Apple told us up front in the event that the focus would only be on new iPhones and Apple Watches. The pre-event rumor mill had pretty much quieted down talk about new iPads and Macs, much less anything about Apple TVs and other gear. So this annual fall event happened in essentially routine fashion. No big surprises, no “one more thing.”
There are folks that think we may see another event this fall regarding Macs and iPads. But I don’t think so. We’re not going to see new Macs until after we see the Vision Pro released. The reason I think that is one of the signature features of the Vision Pro and spatial computing: the ability to see and work spatially with the apps on your Mac.

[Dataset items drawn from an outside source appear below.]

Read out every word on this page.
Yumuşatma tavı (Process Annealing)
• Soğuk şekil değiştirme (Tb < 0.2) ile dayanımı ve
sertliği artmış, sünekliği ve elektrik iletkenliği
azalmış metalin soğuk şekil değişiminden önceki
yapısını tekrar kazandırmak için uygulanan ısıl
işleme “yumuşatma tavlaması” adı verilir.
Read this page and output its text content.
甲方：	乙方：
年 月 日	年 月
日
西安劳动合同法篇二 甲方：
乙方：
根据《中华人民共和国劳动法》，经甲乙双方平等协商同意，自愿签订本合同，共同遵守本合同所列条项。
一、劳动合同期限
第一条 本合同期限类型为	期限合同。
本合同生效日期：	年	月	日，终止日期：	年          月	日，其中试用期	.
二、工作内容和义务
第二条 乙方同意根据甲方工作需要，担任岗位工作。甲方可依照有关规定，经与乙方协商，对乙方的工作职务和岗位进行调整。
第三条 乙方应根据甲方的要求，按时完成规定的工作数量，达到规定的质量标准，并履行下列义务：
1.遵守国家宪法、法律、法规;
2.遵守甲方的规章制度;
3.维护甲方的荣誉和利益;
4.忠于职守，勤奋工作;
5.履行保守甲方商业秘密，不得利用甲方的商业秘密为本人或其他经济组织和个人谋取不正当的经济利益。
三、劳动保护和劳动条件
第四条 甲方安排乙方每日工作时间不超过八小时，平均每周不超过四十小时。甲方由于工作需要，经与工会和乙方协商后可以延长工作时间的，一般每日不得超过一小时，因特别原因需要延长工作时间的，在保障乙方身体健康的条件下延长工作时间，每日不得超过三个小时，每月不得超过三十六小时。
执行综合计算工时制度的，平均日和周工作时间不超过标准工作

I may be completely off base, but “early next year” sure seems like the perfect marketing one-two timing punch to sell newer Macs. I’m not sure how the iPad fits into that picture though. Which, as an iPad user is slightly concerning.
Spatial computing is the vision for the future. For better or worse Apple is taking us there. Until “early next year” things are going to feel a bit obligatory and routine when it comes to the current product lineup and maybe next year’s as well given that we probably aren’t going to see mass consumer take up of the Vision Pro in year one.
There’s nothing wrong with that. If Apple’s spatial computing bet on the future pays off then, at the moment, it feels like Tim Cook has timed this transition well. There are certainly enough iPhone users out there who will need and want to upgrade and there’s going to be a new iPhone every year going forward for quite awhile. But the vision is shifting and so too should our expectations.